The official said the United States had evidence that the militants had been trained in urban warfare and in the use of explosives to carry out acts of sabotage against Russian proxy forces.
These allegations echo a statement issued by the Ukrainian Defense Ministry, on Friday, which stated that the Russian special services were preparing for provocations against Russian forces in an attempt to threaten Ukraine.

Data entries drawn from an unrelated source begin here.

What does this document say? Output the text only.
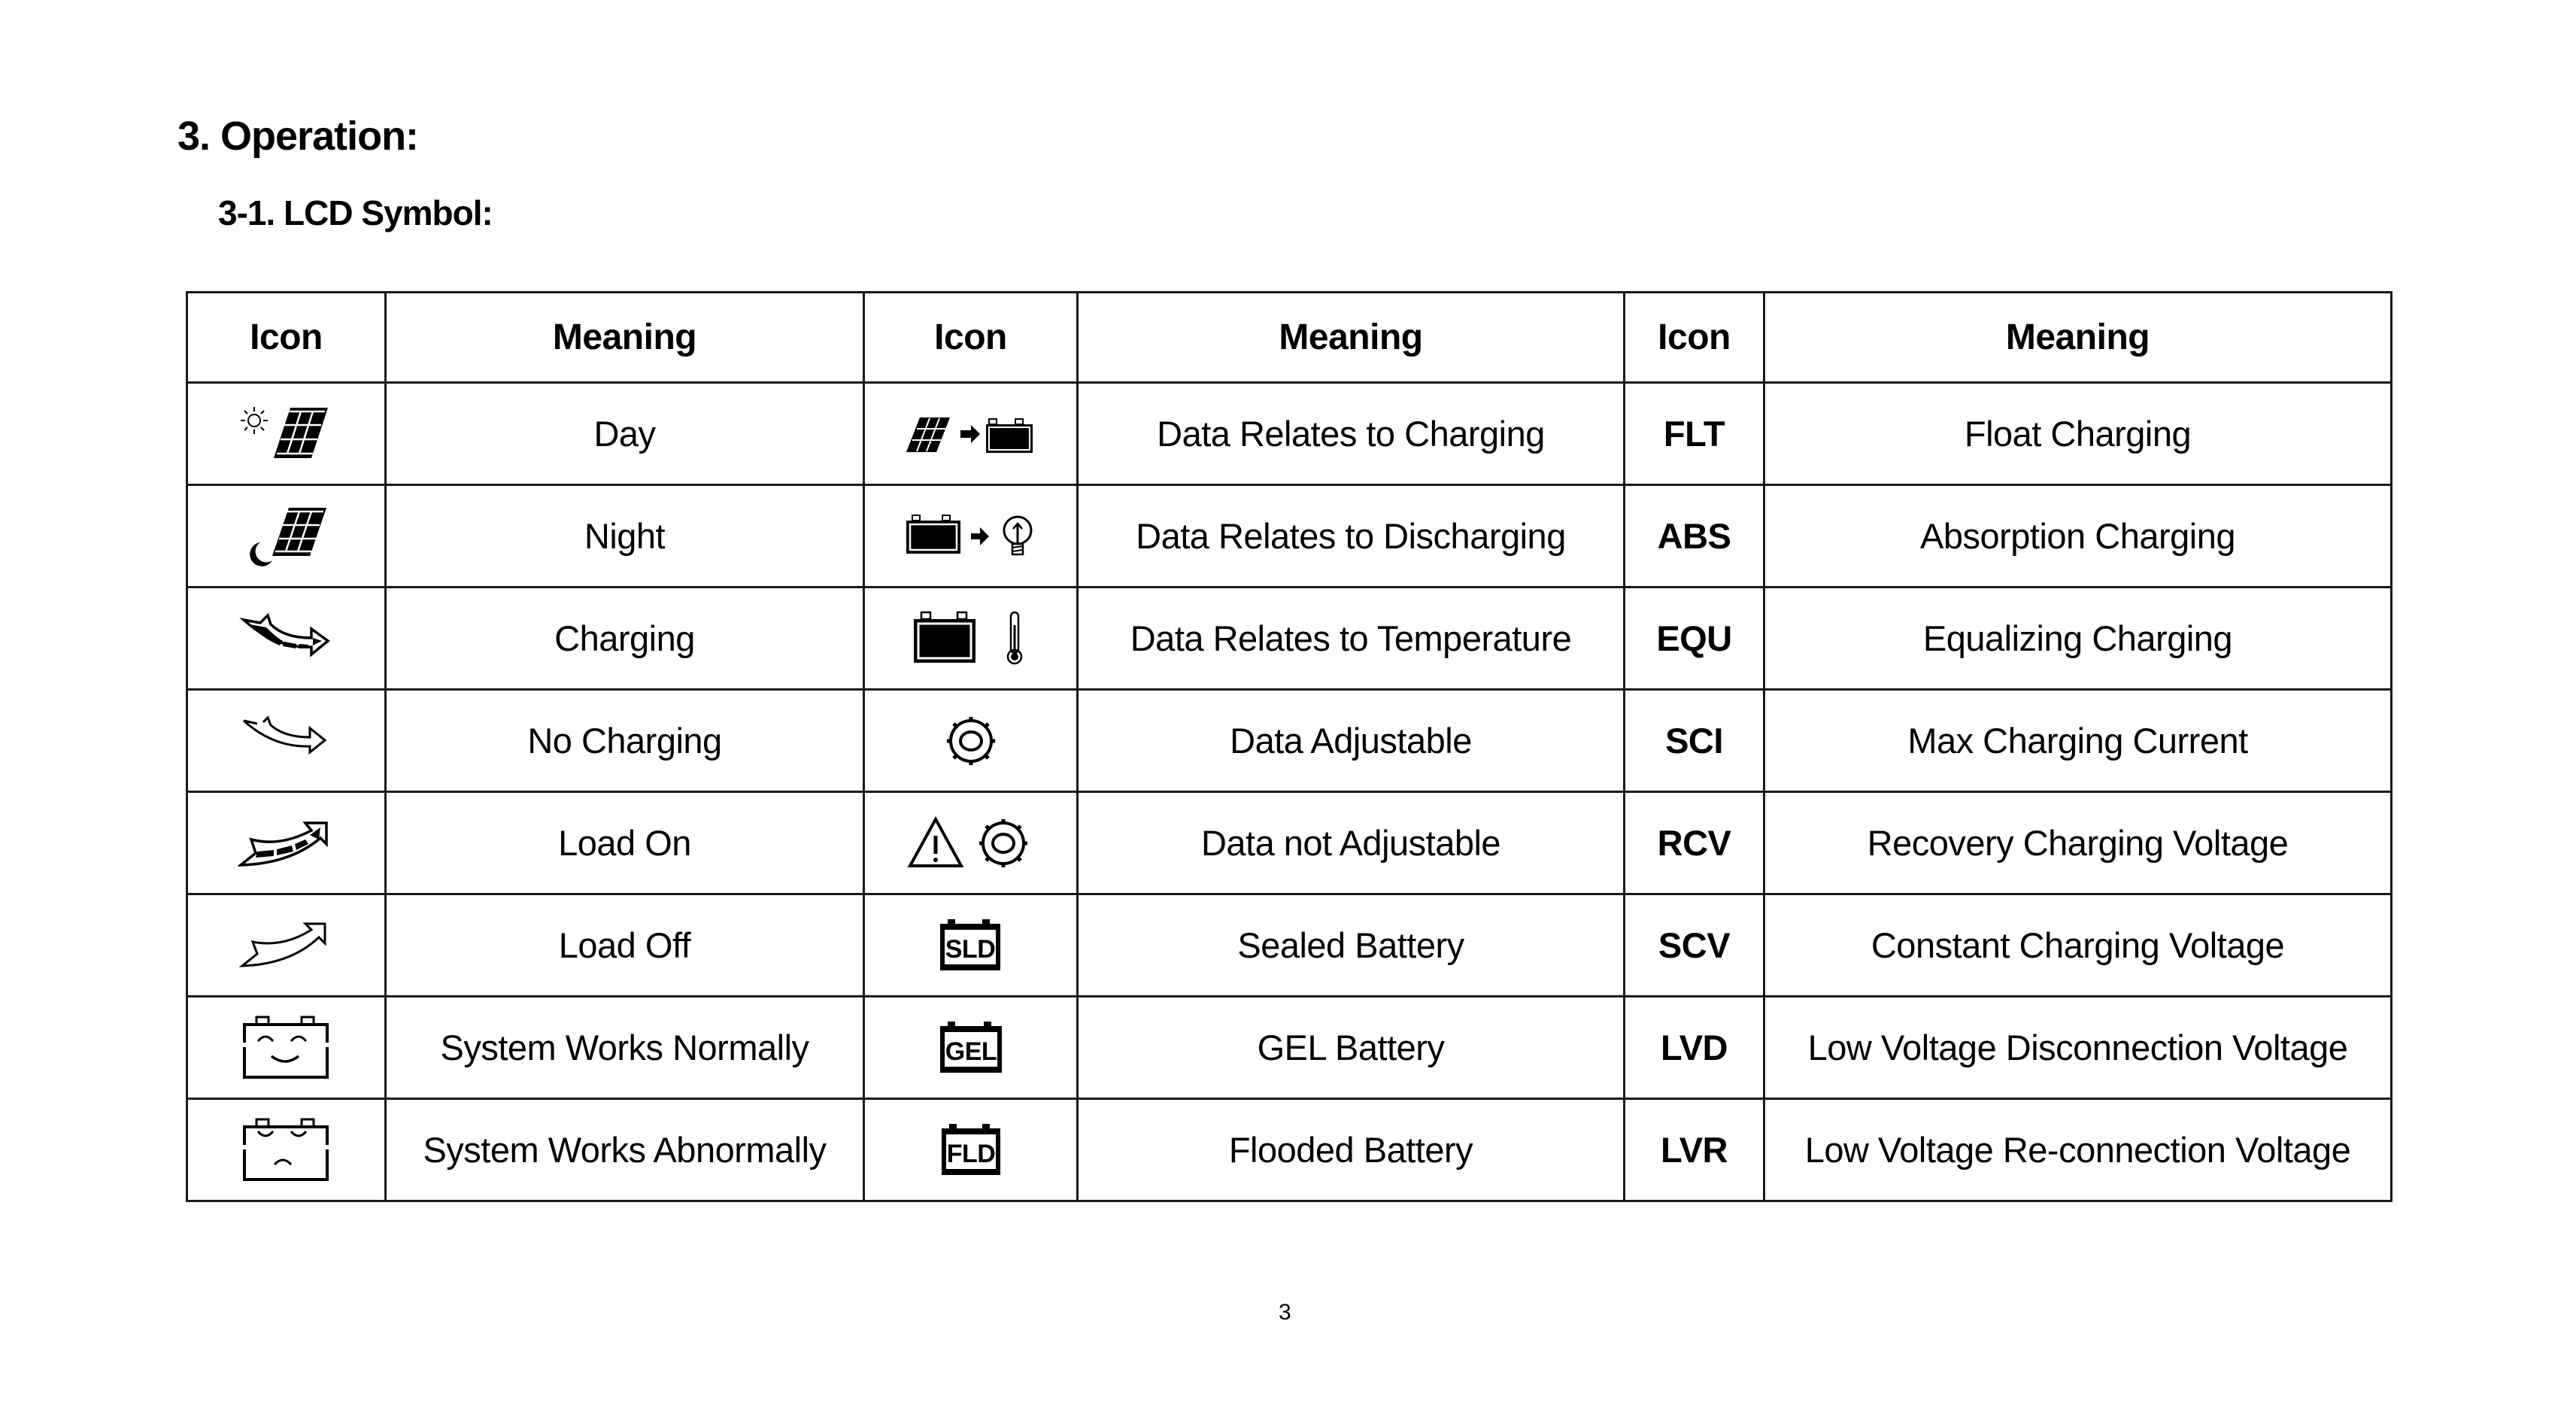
3. Operation:
3-1. LCD Symbol:
Icon	Meaning	Icon	Meaning	Icon	Meaning

	Day		Data Relates to Charging	FLT	Float Charging

	Night		Data Relates to Discharging	ABS	Absorption Charging

	Charging		Data Relates to Temperature	EQU	Equalizing Charging

	No Charging		Data Adjustable	SCI	Max Charging Current

	Load On		Data not Adjustable	RCV	Recovery Charging Voltage

	Load Off	SLD	Sealed Battery	SCV	Constant Charging Voltage

	System Works Normally	GEL	GEL Battery	LVD	Low Voltage Disconnection Voltage

	System Works Abnormally	FLD	Flooded Battery	LVR	Low Voltage Re-connection Voltage
3
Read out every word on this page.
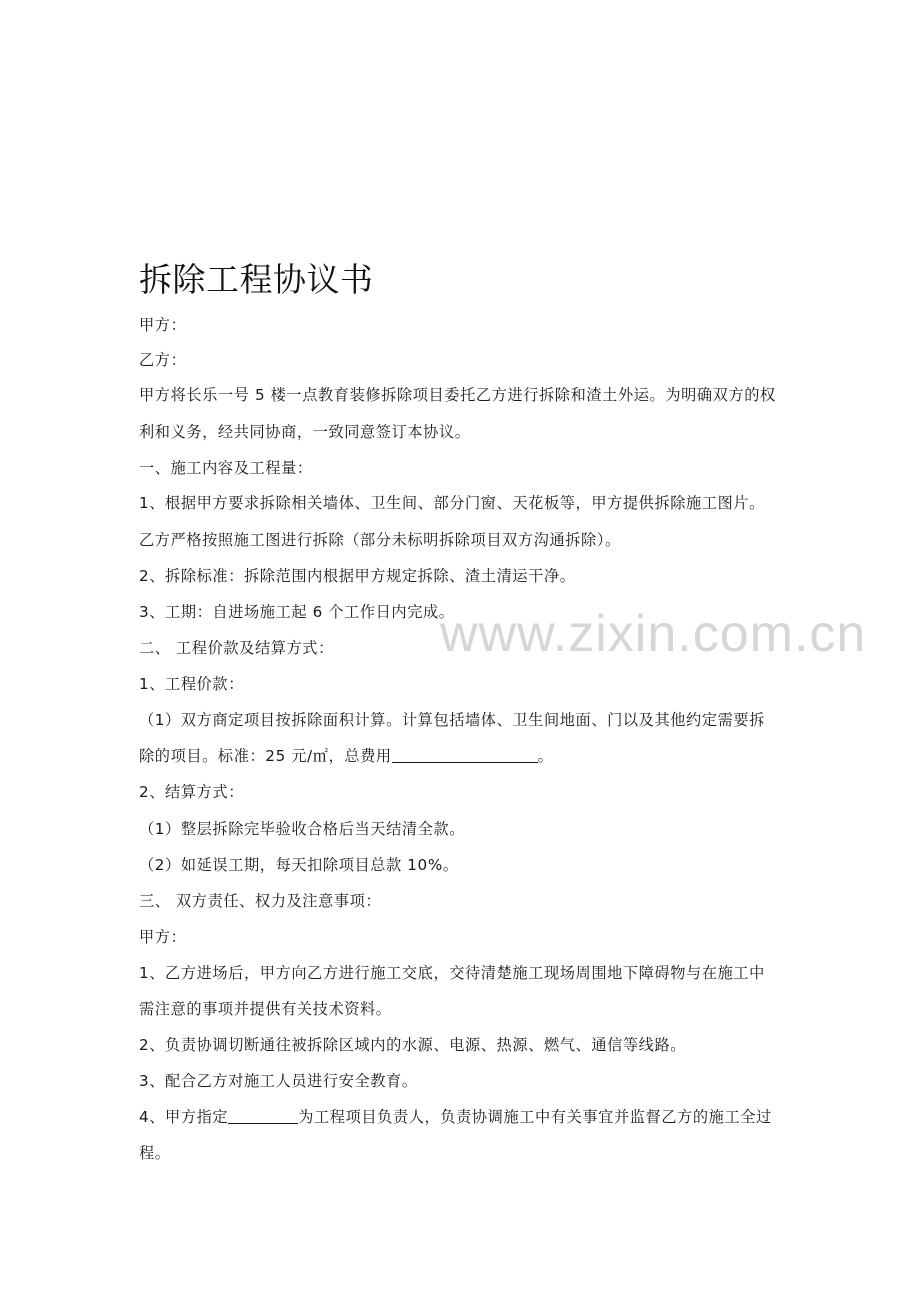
拆除工程协议书
甲方：
乙方：
甲方将长乐一号 5 楼一点教育装修拆除项目委托乙方进行拆除和渣土外运。为明确双方的权
利和义务，经共同协商，一致同意签订本协议。
一、施工内容及工程量：
1、根据甲方要求拆除相关墙体、卫生间、部分门窗、天花板等，甲方提供拆除施工图片。
乙方严格按照施工图进行拆除（部分未标明拆除项目双方沟通拆除）。
2、拆除标准：拆除范围内根据甲方规定拆除、渣土清运干净。
3、工期：自进场施工起 6 个工作日内完成。
二、 工程价款及结算方式：
1、工程价款：
（1）双方商定项目按拆除面积计算。计算包括墙体、卫生间地面、门以及其他约定需要拆
除的项目。标准：25 元/㎡，总费用	。
2、结算方式：
（1）整层拆除完毕验收合格后当天结清全款。
（2）如延误工期，每天扣除项目总款 10%。
三、 双方责任、权力及注意事项：
甲方：
1、乙方进场后，甲方向乙方进行施工交底，交待清楚施工现场周围地下障碍物与在施工中
需注意的事项并提供有关技术资料。
2、负责协调切断通往被拆除区域内的水源、电源、热源、燃气、通信等线路。
3、配合乙方对施工人员进行安全教育。
4、甲方指定	为工程项目负责人，负责协调施工中有关事宜并监督乙方的施工全过
程。
www.zixin.com.cn
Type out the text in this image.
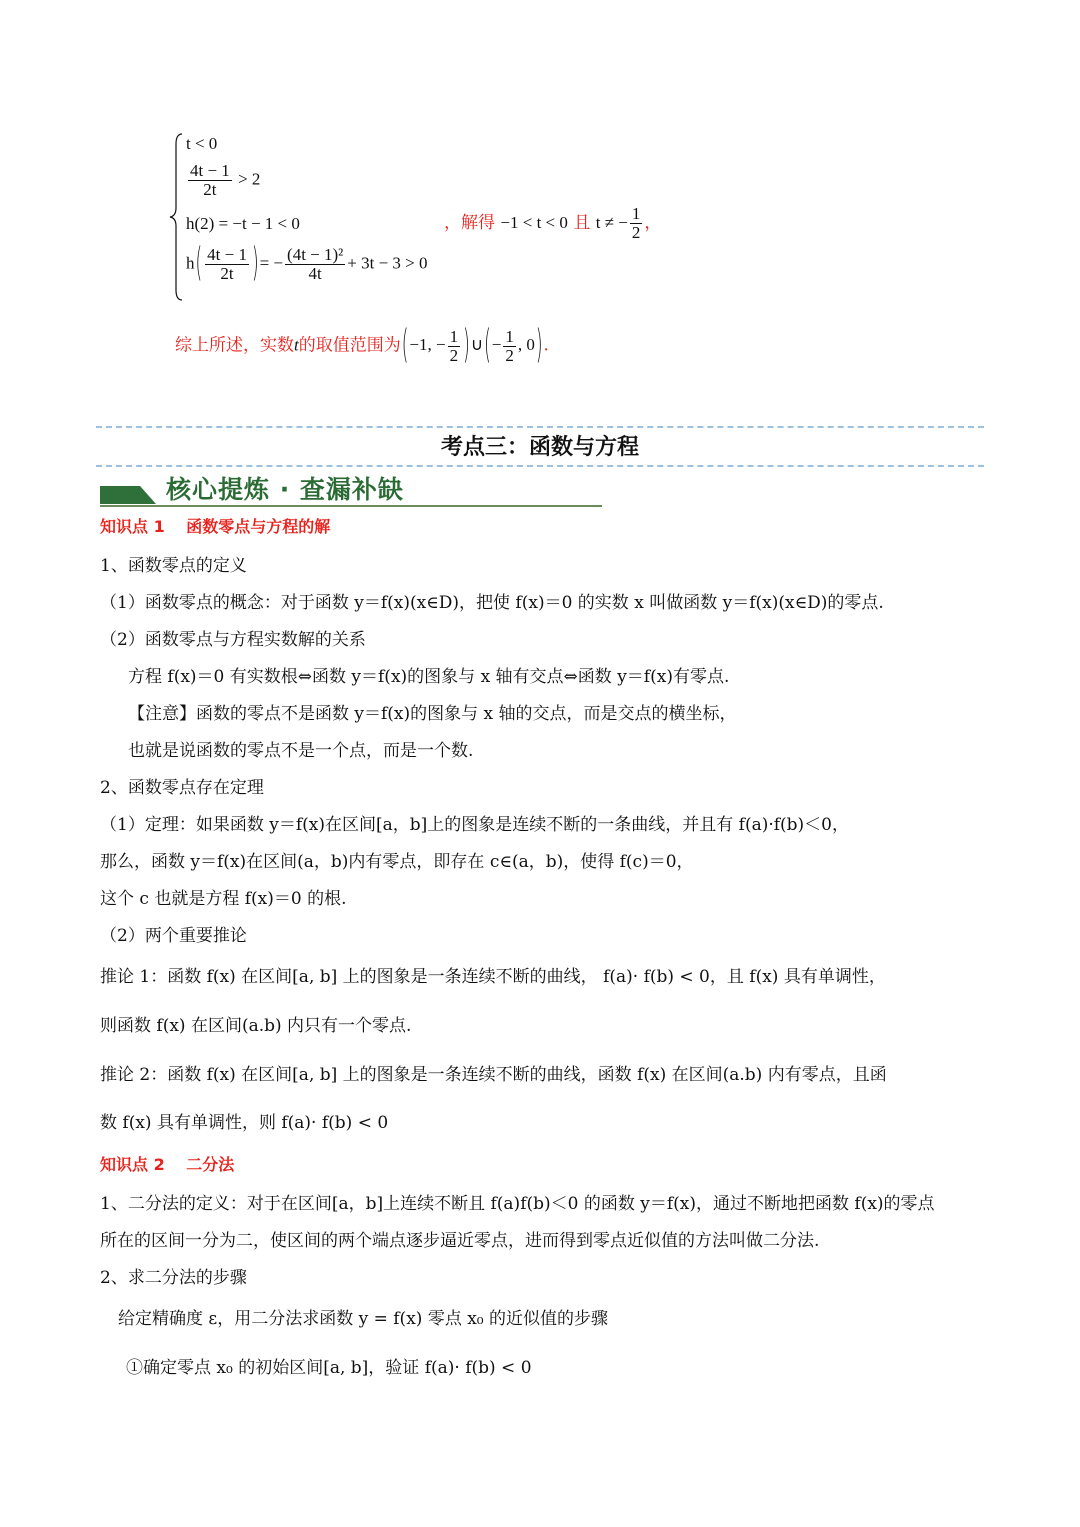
t < 0
$\frac{4t - 1}{2t} > 2$
h(2) = −t − 1 < 0
$h( \frac{4t - 1}{2t}$ )= − $\frac{\text{(4t − 1)²}}{4t} + 3t - 3 > 0$
，解得 −1 < t < 0 且 t ≠ − $\frac{1}{2}$ ，
综上所述，实数t的取值范围为(−1, − $\frac{1}{2}$ )∪(− $\frac{1}{2}$ , 0).
考点三：函数与方程
核心提炼 · 查漏补缺
知识点 1　 函数零点与方程的解
1、函数零点的定义
（1）函数零点的概念：对于函数 y＝f(x)(x∈D)，把使 f(x)＝0 的实数 x 叫做函数 y＝f(x)(x∈D)的零点.
（2）函数零点与方程实数解的关系
方程 f(x)＝0 有实数根⇔函数 y＝f(x)的图象与 x 轴有交点⇔函数 y＝f(x)有零点.
【注意】函数的零点不是函数 y＝f(x)的图象与 x 轴的交点，而是交点的横坐标，
也就是说函数的零点不是一个点，而是一个数.
2、函数零点存在定理
（1）定理：如果函数 y＝f(x)在区间[a，b]上的图象是连续不断的一条曲线，并且有 f(a)·f(b)＜0，
那么，函数 y＝f(x)在区间(a，b)内有零点，即存在 c∈(a，b)，使得 f(c)＝0，
这个 c 也就是方程 f(x)＝0 的根.
（2）两个重要推论
推论 1：函数 f(x) 在区间[a, b] 上的图象是一条连续不断的曲线， f(a)· f(b) < 0，且 f(x) 具有单调性，
则函数 f(x) 在区间(a.b) 内只有一个零点.
推论 2：函数 f(x) 在区间[a, b] 上的图象是一条连续不断的曲线，函数 f(x) 在区间(a.b) 内有零点，且函
数 f(x) 具有单调性，则 f(a)· f(b) < 0
知识点 2　 二分法
1、二分法的定义：对于在区间[a，b]上连续不断且 f(a)f(b)＜0 的函数 y＝f(x)，通过不断地把函数 f(x)的零点
所在的区间一分为二，使区间的两个端点逐步逼近零点，进而得到零点近似值的方法叫做二分法.
2、求二分法的步骤
给定精确度 ε，用二分法求函数 y = f(x) 零点 x₀ 的近似值的步骤
①确定零点 x₀ 的初始区间[a, b]，验证 f(a)· f(b) < 0
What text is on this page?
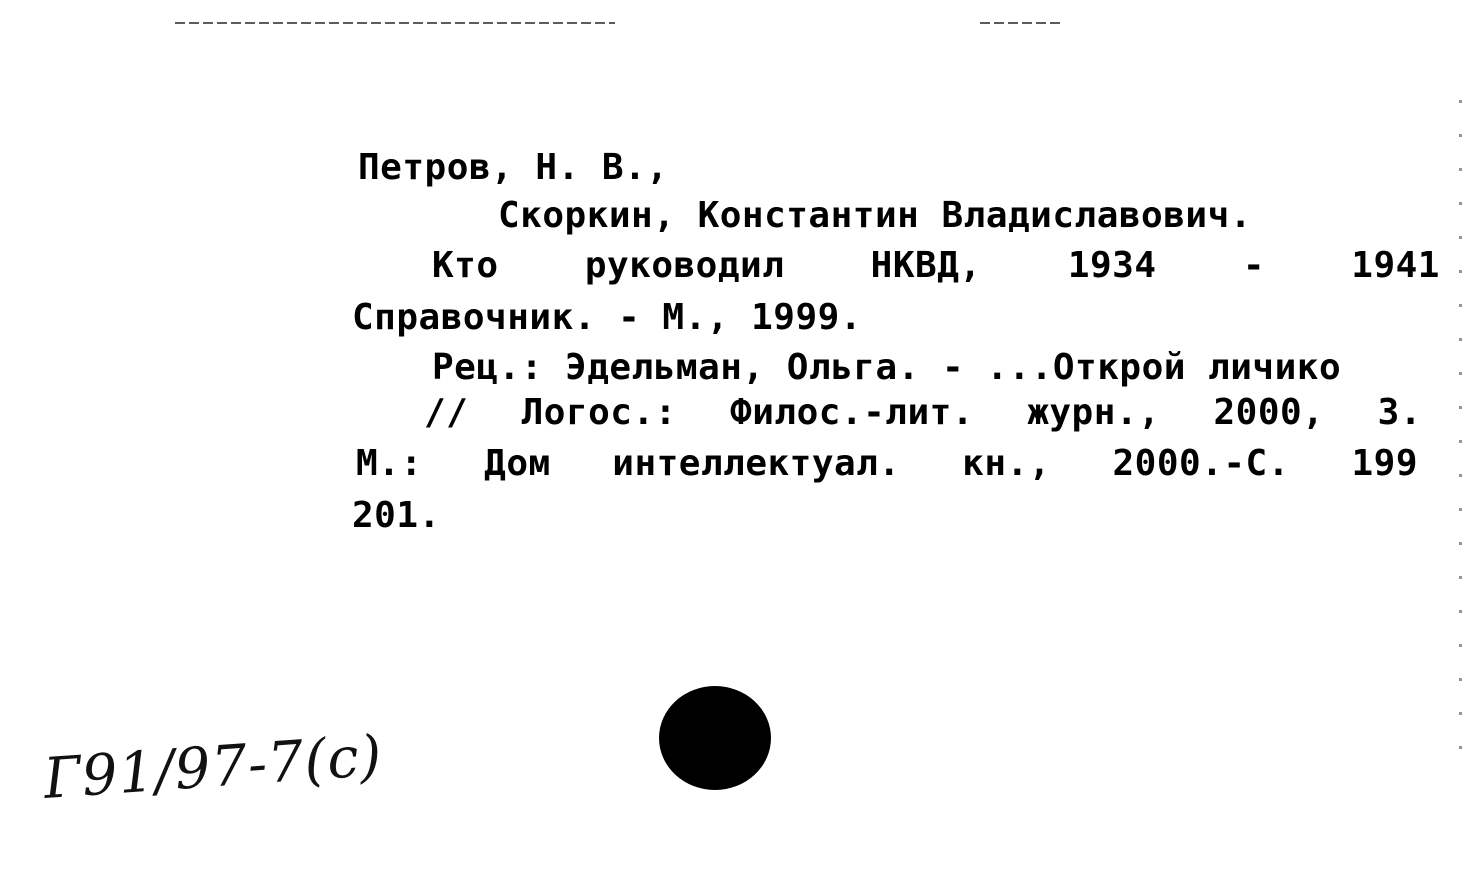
Петров, Н. В.,
Скоркин, Константин Владиславович.
Кто руководил НКВД, 1934 - 1941
Справочник. - М., 1999.
Рец.: Эдельман, Ольга. - ...Открой личико
// Логос.: Филос.-лит. журн., 2000, 3.
М.: Дом интеллектуал. кн., 2000.-С. 199
201.
Г91/97-7(c)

National Security Adviser Jake Sullivan hinted at the intelligence during a briefing with reporters Thursday.
“Our intelligence community has developed information, now downgraded, that Russia is paving the way for the option of creating a pretext for an invasion,” Sullivan said Thursday. “We saw this evidence in 2014. They are preparing that evidence again and we will have, the administration will have, more details on what we see as a possible placement of the pretext to share with the press over the next 24 hours.”
The Ukrainian Defense Ministry said in a statement, Friday, that “the military units of the aggressor country and its satellites are receiving orders to prepare for such provocations.”
The US official said the Biden administration believed Russia could prepare for an invasion of Ukraine “which could lead to widespread human rights abuses and war crimes if diplomacy fails to achieve its goals.”
“The Russian army plans to start these activities several weeks before the military invasion, which may start between mid-January and mid-February,” the official said. “We saw this evidence in 2014 with Crimea.”
The official said the United States has also seen Russian influencers direct Russian publics to intervene, including emphasizing accounts of deteriorating human rights in Ukraine and the hardening of Ukrainian leaders.
“During December, Russian-language content on social media covering all three of these novels rose to nearly 3,500 shares per day, a 200 percent increase from the daily average in November,” the official noted.